This is the 2nd article in the Demystifying System Design interview series where I’ll go into details about what is Domain Name Servers (DNS) and how it works.
Let's explore the origin of DNS. To illustrate, consider the case of mobile phones, where each user is assigned a unique number. Initially, we may memorize a few numbers to make calls to friends. However, as our contact list expands, we rely on a phone book to store all the numbers. This way, whenever we need to make a call, we consult the phone book and dial the desired number.
To access a website hosted on a machine, we use its IP address. However, humans find it difficult to remember IP addresses to access domain names, such as 142.250.180.14 for google.com. Therefore, we require a repository that functions like a phone book and maintains all mappings of domain names to IP addresses.
DNS is an internet service that converts user-friendly domain names into machine-readable IP addresses. This system operates transparently, without users noticing it, as their browser automatically requests the corresponding IP address from the DNS infrastructure upon entering a domain name.

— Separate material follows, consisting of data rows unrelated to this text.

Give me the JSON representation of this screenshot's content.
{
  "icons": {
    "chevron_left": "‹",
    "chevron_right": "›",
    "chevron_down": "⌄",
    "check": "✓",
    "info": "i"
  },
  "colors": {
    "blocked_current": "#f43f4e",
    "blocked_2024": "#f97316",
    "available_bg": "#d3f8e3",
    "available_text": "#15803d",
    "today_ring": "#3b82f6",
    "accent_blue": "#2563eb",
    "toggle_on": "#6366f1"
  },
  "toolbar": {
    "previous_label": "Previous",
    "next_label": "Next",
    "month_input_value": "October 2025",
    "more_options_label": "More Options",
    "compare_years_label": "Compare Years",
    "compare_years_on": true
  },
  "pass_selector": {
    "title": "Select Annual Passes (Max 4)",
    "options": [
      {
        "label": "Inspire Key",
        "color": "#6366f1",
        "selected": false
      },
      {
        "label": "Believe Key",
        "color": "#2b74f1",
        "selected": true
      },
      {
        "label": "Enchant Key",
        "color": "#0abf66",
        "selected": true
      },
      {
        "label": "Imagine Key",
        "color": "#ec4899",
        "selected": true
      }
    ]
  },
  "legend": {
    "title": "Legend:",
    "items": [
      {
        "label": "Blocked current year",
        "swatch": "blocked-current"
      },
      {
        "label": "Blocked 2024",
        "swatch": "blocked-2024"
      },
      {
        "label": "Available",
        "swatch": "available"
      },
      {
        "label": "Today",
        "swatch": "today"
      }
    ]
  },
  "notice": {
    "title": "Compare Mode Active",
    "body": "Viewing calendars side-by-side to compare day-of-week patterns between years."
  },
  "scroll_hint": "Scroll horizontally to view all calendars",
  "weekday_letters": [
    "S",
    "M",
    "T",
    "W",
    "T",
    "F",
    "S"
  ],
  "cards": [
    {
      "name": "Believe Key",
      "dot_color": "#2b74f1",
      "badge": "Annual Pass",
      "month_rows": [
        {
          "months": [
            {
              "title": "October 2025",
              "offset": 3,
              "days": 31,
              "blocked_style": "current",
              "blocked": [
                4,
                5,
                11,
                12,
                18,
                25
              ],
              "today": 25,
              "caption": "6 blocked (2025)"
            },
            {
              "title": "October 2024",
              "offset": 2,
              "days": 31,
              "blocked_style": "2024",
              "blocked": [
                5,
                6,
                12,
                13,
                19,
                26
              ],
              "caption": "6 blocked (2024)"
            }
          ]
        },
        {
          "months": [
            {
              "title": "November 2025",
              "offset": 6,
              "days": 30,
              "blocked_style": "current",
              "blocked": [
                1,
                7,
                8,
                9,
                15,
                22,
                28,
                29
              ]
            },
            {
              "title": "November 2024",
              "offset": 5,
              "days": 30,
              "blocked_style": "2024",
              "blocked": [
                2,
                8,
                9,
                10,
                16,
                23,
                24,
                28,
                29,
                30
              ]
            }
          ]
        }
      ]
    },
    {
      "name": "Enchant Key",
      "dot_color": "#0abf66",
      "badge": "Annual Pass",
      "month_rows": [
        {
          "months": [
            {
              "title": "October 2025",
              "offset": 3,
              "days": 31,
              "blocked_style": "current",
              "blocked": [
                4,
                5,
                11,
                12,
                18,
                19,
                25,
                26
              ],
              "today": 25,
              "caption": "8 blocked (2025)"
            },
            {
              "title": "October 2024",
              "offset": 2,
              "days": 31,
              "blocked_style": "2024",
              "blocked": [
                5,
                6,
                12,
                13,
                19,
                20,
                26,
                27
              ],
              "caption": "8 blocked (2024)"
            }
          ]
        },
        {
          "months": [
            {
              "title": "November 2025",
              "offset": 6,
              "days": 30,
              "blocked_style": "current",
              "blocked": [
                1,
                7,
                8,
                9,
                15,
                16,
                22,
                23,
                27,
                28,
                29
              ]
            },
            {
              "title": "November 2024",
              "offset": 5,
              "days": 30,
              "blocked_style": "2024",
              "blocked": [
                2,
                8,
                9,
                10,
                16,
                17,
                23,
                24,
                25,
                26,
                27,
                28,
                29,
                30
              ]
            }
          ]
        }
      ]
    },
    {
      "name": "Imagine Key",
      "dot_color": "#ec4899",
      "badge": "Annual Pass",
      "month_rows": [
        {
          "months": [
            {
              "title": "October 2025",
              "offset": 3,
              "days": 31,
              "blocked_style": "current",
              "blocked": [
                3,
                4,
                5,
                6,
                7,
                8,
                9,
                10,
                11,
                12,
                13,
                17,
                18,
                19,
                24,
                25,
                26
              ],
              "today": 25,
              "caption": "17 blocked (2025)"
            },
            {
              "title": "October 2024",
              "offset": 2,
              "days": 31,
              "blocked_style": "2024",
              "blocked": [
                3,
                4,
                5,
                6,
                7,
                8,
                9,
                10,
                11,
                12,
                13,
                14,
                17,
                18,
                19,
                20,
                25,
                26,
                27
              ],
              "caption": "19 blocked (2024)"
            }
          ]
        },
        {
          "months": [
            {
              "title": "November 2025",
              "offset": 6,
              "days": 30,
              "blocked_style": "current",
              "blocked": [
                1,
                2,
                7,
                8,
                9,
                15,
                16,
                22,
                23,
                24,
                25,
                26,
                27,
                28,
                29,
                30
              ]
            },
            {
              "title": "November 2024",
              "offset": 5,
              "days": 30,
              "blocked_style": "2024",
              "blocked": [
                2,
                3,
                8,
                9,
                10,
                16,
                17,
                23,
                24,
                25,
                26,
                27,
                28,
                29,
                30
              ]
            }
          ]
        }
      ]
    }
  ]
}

The final IP address is then used to forward the user's request to the intended web server.
The DNS is not a single server but rather a comprehensive infrastructure with multiple servers. The name servers are the DNS servers responsible for responding to users' queries.
The DNS database stores the mappings between domain names and IP addresses as resource records (RRs), which are the smallest units of information that users can request from the name servers. These RRs come in various types, each with a distinct type, name, and value. Depending on the RR type, the name and value of the record will change. The table below outlines the common types of RRs.

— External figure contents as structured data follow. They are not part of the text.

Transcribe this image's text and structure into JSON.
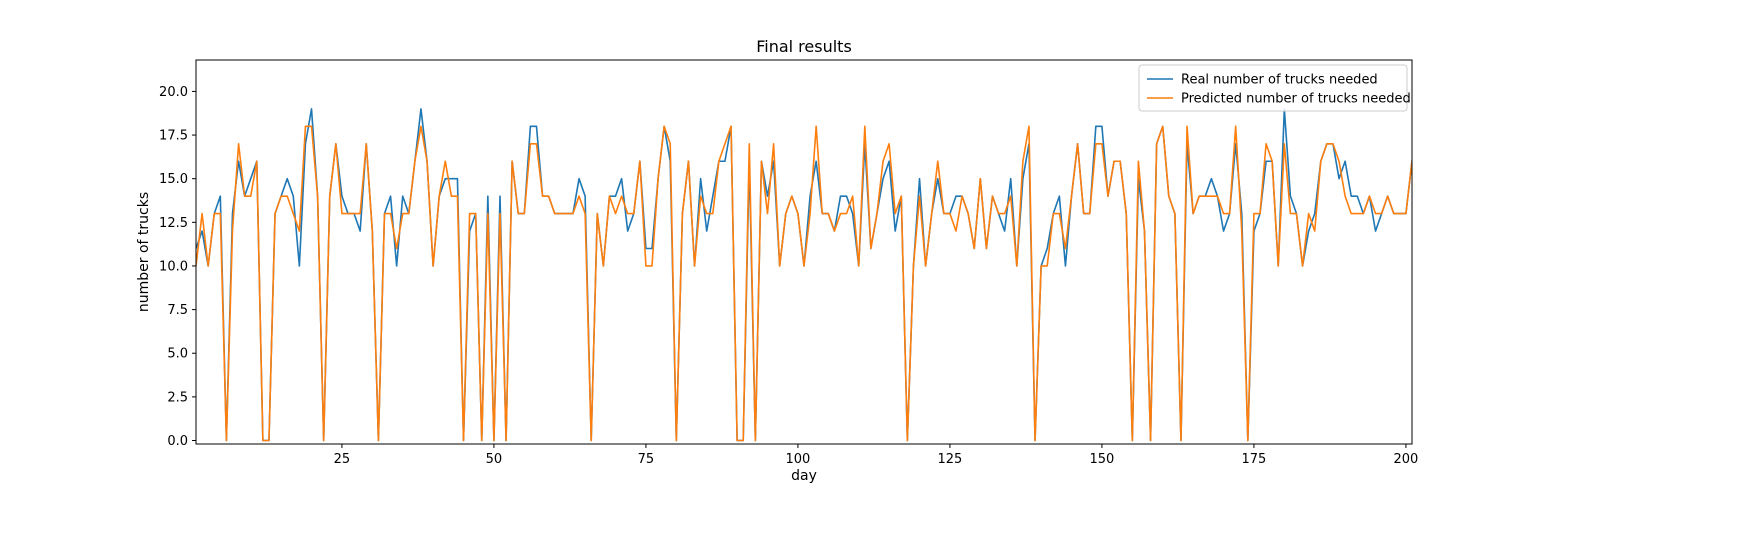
{
  "chart_data": {
    "type": "line",
    "title": "Final results",
    "xlabel": "day",
    "ylabel": "number of trucks",
    "xlim": [
      1,
      201
    ],
    "ylim": [
      -0.2,
      21.8
    ],
    "x_ticks": [
      25,
      50,
      75,
      100,
      125,
      150,
      175,
      200
    ],
    "x_tick_labels": [
      "25",
      "50",
      "75",
      "100",
      "125",
      "150",
      "175",
      "200"
    ],
    "y_ticks": [
      0.0,
      2.5,
      5.0,
      7.5,
      10.0,
      12.5,
      15.0,
      17.5,
      20.0
    ],
    "y_tick_labels": [
      "0.0",
      "2.5",
      "5.0",
      "7.5",
      "10.0",
      "12.5",
      "15.0",
      "17.5",
      "20.0"
    ],
    "grid": false,
    "legend_position": "top-right",
    "x_start": 1,
    "series": [
      {
        "name": "Real number of trucks needed",
        "color": "#1f77b4",
        "values": [
          11,
          12,
          10,
          13,
          14,
          0,
          13,
          16,
          14,
          15,
          16,
          0,
          0,
          13,
          14,
          15,
          14,
          10,
          17,
          19,
          14,
          0,
          14,
          17,
          14,
          13,
          13,
          12,
          17,
          12,
          0,
          13,
          14,
          10,
          14,
          13,
          16,
          19,
          16,
          10,
          14,
          15,
          15,
          15,
          0,
          12,
          13,
          0,
          14,
          0,
          14,
          0,
          16,
          13,
          13,
          18,
          18,
          14,
          14,
          13,
          13,
          13,
          13,
          15,
          14,
          0,
          13,
          10,
          14,
          14,
          15,
          12,
          13,
          16,
          11,
          11,
          15,
          18,
          16,
          0,
          13,
          16,
          10,
          15,
          12,
          14,
          16,
          16,
          18,
          0,
          0,
          16,
          0,
          16,
          14,
          16,
          10,
          13,
          14,
          13,
          10,
          14,
          16,
          13,
          13,
          12,
          14,
          14,
          13,
          10,
          17,
          11,
          13,
          15,
          16,
          12,
          14,
          0,
          10,
          15,
          10,
          13,
          15,
          13,
          13,
          14,
          14,
          13,
          11,
          15,
          11,
          14,
          13,
          12,
          15,
          10,
          15,
          17,
          0,
          10,
          11,
          13,
          14,
          10,
          14,
          17,
          13,
          13,
          18,
          18,
          14,
          16,
          16,
          13,
          0,
          15,
          12,
          0,
          17,
          18,
          14,
          13,
          0,
          17,
          13,
          14,
          14,
          15,
          14,
          12,
          13,
          17,
          13,
          0,
          12,
          13,
          16,
          16,
          10,
          19,
          14,
          13,
          10,
          12,
          13,
          16,
          17,
          17,
          15,
          16,
          14,
          14,
          13,
          14,
          12,
          13,
          14,
          13,
          13,
          13,
          16,
          17
        ],
        "values_count_note": ""
      },
      {
        "name": "Predicted number of trucks needed",
        "color": "#ff7f0e",
        "values": [
          10,
          13,
          10,
          13,
          13,
          0,
          12,
          17,
          14,
          14,
          16,
          0,
          0,
          13,
          14,
          14,
          13,
          12,
          18,
          18,
          14,
          0,
          14,
          17,
          13,
          13,
          13,
          13,
          17,
          12,
          0,
          13,
          13,
          11,
          13,
          13,
          16,
          18,
          16,
          10,
          14,
          16,
          14,
          14,
          0,
          13,
          13,
          0,
          13,
          0,
          13,
          0,
          16,
          13,
          13,
          17,
          17,
          14,
          14,
          13,
          13,
          13,
          13,
          14,
          13,
          0,
          13,
          10,
          14,
          13,
          14,
          13,
          13,
          16,
          10,
          10,
          15,
          18,
          17,
          0,
          13,
          16,
          10,
          14,
          13,
          13,
          16,
          17,
          18,
          0,
          0,
          17,
          0,
          16,
          13,
          17,
          10,
          13,
          14,
          13,
          10,
          13,
          18,
          13,
          13,
          12,
          13,
          13,
          14,
          10,
          18,
          11,
          13,
          16,
          17,
          13,
          14,
          0,
          10,
          14,
          10,
          13,
          16,
          13,
          13,
          12,
          14,
          13,
          11,
          15,
          11,
          14,
          13,
          13,
          14,
          10,
          16,
          18,
          0,
          10,
          10,
          13,
          13,
          11,
          14,
          17,
          13,
          13,
          17,
          17,
          14,
          16,
          16,
          13,
          0,
          16,
          12,
          0,
          17,
          18,
          14,
          13,
          0,
          18,
          13,
          14,
          14,
          14,
          14,
          13,
          13,
          18,
          12,
          0,
          13,
          13,
          17,
          16,
          10,
          17,
          13,
          13,
          10,
          13,
          12,
          16,
          17,
          17,
          16,
          14,
          13,
          13,
          13,
          14,
          13,
          13,
          14,
          13,
          13,
          13,
          16,
          17
        ]
      }
    ]
  }
}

To minimize request latency, DNS implements caching at multiple levels. Caching is a critical feature that alleviates the load on DNS infrastructure, which has to handle requests from the entire internet.
DNS name servers are arranged in a hierarchical structure that facilitates scalability. This tree-like organization enables DNS to handle the growing size and query load effectively. In the following lesson, we will delve into how this structure manages the entire DNS database.
Let's look into more details of how DNS works.
The DNS is not a singular server that responds to user queries, but rather a comprehensive infrastructure with different hierarchies of name servers. There are four types of servers in the DNS hierarchy.
DNS resolvers: DNS resolvers initiate the querying sequence and forward requests to other DNS name servers, and can also be called local or default servers.
Root-level name servers: Local servers send requests to these servers, which maintain name servers based on top-level domain names like .com, .edu, .us, etc. For example, when someone requests the IP address of google.com, root name servers provide a list of top-level domain (TLD) servers that contain the IP addresses of the .com domain.
Top-level domain (TLD) name servers: These servers are responsible for holding the IP addresses of authoritative name servers. Upon requesting the IP address, the requesting party receives a list of IP addresses that belong to the authoritative servers of the organization.
Authoritative name servers: These are the DNS name servers specific to the organization that provide the IP addresses of their web or application servers.
There are two methods for conducting a DNS query:
Iterative: The local server makes requests for the IP address to the root, TLD, and authoritative servers in sequence.
Recursive: The end user submits a request to the local server, which then requests the root DNS name servers. The root name servers subsequently forward the request to other name servers.
Typically, an iterative query is preferred to reduce query load on DNS infrastructure.
The DNS hierarchy enables the decentralized Internet we use today, but it is also a distributed system with several benefits, including:
There are 13 logical root name servers, designated by the letters A through M, with multiple instances distributed globally. These servers are managed by 12 distinct organizations.
Caching involves storing frequently requested resource records temporarily. A record is a unit of data in the DNS database that displays a name-to-value association. Caching decreases network traffic and response time to the user.
By utilizing caching across different hierarchies, DNS infrastructure querying can be considerably reduced. Browsers, operating systems, local name servers within the user's network, and ISP DNS resolvers can all implement caching.
DNS can handle a lot of traffic because it has a hierarchy. There are about 1,000 copies of the 13 main servers placed in different parts of the world to help with user requests. The work is shared among different servers to handle a user's request. The organizations manage the servers that provide the requested information, and this helps the system to work. Different services take care of different parts of the system, making it easy to manage and expand when needed.
DNS uses different methods to update and share information between servers in a hierarchy. DNS values speed over accuracy because it's used more to read information than write it. Therefore, it updates information slowly and inconsistently. It can take up to three days to update information on all servers on the Internet, depending on the size of the update and the DNS system's structure.
Sometimes, cached information can cause issues with consistency. This happens when a server fails, and the organization needs to update its resource records. Cached records on local and ISP servers might not have the latest information. To solve this problem, each record has an expiration time called time-to-live (TTL).